I booked a tour by speedboat that included Phi Phi Lee with visits to Maya Beach, Loh Samah Bay and Viking Cave (i think ours missed Pileh Lagoon L), Phi Phi Don with Monkey Beach and lunch, and finally a stopover at Khai Nai island. Monkey Beach is located on the west coast of Phi Phi Don. It is simply a stunning 150m-long strip of white powdery sand fringed by emerald water, home to a colony of wild monkeys. Khai Nai was a bonus, another beautiful island where I could enjoy a drink but I wouldn’t recommend it for snorkeling. The shallow, fuzzy water and the tiny stones made it pretty difficult and I didn’t see much to be honest. I skipped Phang Nga Bay (home to James Bond Island.) as I’ve read there’s not much to see, you decide if it’s in your interest.
The lush green, soft sandy beaches, transparent, sparkling aquamarine waters kept on, on another tour this time to Coral island. As you can imagine this was a relaxing tour with no other stopovers. It's called coral for a reason, right; great opportunity to snorkel and discover the impressive coral reef. The island features two main beaches, Long Beach and Banana Beach. Banana Beach is within reach of a 15 minute walk from the eastern end of Long Beach leading through a jungle. It may not be ideal for the elderly but it was a pleasant walk for me even with slippers. The highlight of the trip, I should say, was Banana Beach for me. Enjoying the crystal-clear sea, along with a drink on a deck chair, your feet on pristine white sands under nodding palm trees... what else would one want; less crowd perhaps? Here yes, that’s what made the experience a whole.
By the way, the tours to islands are on or off depending on the weather, they are pretty careful about that. Same goes with sea; when it is rough, lifeguards only allow you to swim in a restricted area. Other watersports options include kayaking, sailing, surfing, kite surfing. If you’re around in December, watch out for The King’s Cup Regatta.
If you’re up for partying and happen to be there at full moon, the full moon party in Koh Phangan may be a good alternative. In the open-air nightclub, expect festival-like atmosphere, great music, fire shows and huge quantities of alcohol (your childhood bucket for sand serves as a glass here :-p). If you’re wondering where the sparkle and glow come from, it’s not the fireflies but the neon painted bodies and UV strip lights 😉
Don’t forget to:
- Try instant ice-cream rolls
- Have a massage, as much as you can 😀 My favourite was the foot massage
- Pay attention to butterflies in its heaven
- Have a mosquito spray (you can buy it from 7-11 stores, too, they are in fact very convenient for shopping)

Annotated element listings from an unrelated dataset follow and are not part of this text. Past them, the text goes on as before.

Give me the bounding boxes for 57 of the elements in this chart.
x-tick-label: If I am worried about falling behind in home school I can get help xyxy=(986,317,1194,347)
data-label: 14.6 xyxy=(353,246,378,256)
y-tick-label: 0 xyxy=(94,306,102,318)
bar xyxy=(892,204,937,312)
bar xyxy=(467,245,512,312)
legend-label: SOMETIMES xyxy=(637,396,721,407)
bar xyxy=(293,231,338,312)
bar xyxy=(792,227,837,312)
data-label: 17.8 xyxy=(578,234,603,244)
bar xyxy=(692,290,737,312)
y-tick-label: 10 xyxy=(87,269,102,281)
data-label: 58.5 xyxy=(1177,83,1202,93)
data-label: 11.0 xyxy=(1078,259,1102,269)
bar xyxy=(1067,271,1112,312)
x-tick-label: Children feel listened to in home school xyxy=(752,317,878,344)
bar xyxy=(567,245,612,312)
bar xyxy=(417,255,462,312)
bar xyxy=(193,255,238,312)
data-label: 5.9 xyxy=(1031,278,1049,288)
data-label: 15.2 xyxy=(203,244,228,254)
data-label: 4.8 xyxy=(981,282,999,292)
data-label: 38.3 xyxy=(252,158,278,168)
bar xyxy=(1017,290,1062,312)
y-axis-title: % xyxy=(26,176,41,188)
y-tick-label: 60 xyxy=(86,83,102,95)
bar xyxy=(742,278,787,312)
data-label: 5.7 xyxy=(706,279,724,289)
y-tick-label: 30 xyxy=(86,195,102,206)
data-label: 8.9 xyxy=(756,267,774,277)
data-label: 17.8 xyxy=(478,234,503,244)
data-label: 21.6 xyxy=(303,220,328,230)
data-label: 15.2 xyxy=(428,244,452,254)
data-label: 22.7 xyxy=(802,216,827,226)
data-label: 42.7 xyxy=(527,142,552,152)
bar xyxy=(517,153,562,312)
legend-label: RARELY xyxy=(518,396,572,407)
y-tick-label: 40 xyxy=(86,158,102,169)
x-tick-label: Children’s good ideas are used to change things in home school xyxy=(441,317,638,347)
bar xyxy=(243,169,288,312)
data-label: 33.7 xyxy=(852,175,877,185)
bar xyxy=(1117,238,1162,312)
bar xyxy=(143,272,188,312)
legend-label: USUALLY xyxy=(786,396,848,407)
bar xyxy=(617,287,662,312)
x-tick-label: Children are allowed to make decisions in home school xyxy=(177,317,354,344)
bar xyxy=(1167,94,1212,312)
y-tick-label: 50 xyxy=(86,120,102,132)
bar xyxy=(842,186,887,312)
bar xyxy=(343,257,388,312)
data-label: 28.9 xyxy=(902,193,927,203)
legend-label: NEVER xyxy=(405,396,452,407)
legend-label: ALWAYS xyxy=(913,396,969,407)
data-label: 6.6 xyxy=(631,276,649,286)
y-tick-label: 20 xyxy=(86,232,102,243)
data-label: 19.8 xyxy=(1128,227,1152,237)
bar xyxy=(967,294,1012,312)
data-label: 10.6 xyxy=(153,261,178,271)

- Have US dollars for exchange
What to watch out for:
- My biggest advice for Phuket is for you to exchange money all at once if possible. It was a hassle to have to exchange it a couple of times (as it sounds too much, I avoided exchanging bigger amounts) with offices not in the area, or out-of-office hours and worst, they don’t accept bills less than $100! On the last day, I just needed some for the cab drive but hey even the hotel didn’t help and their usual smile wasn’t as fun then. I had to ARGUE at the airport as I had seen smaller bills in their hands and witnessed they rejected other who didn’t resist. So, beware!
- You bargain for shopping and even transportation. The tuk tuks will cost you around the same as a taxi, so you might prefer an air-conditioned choice there.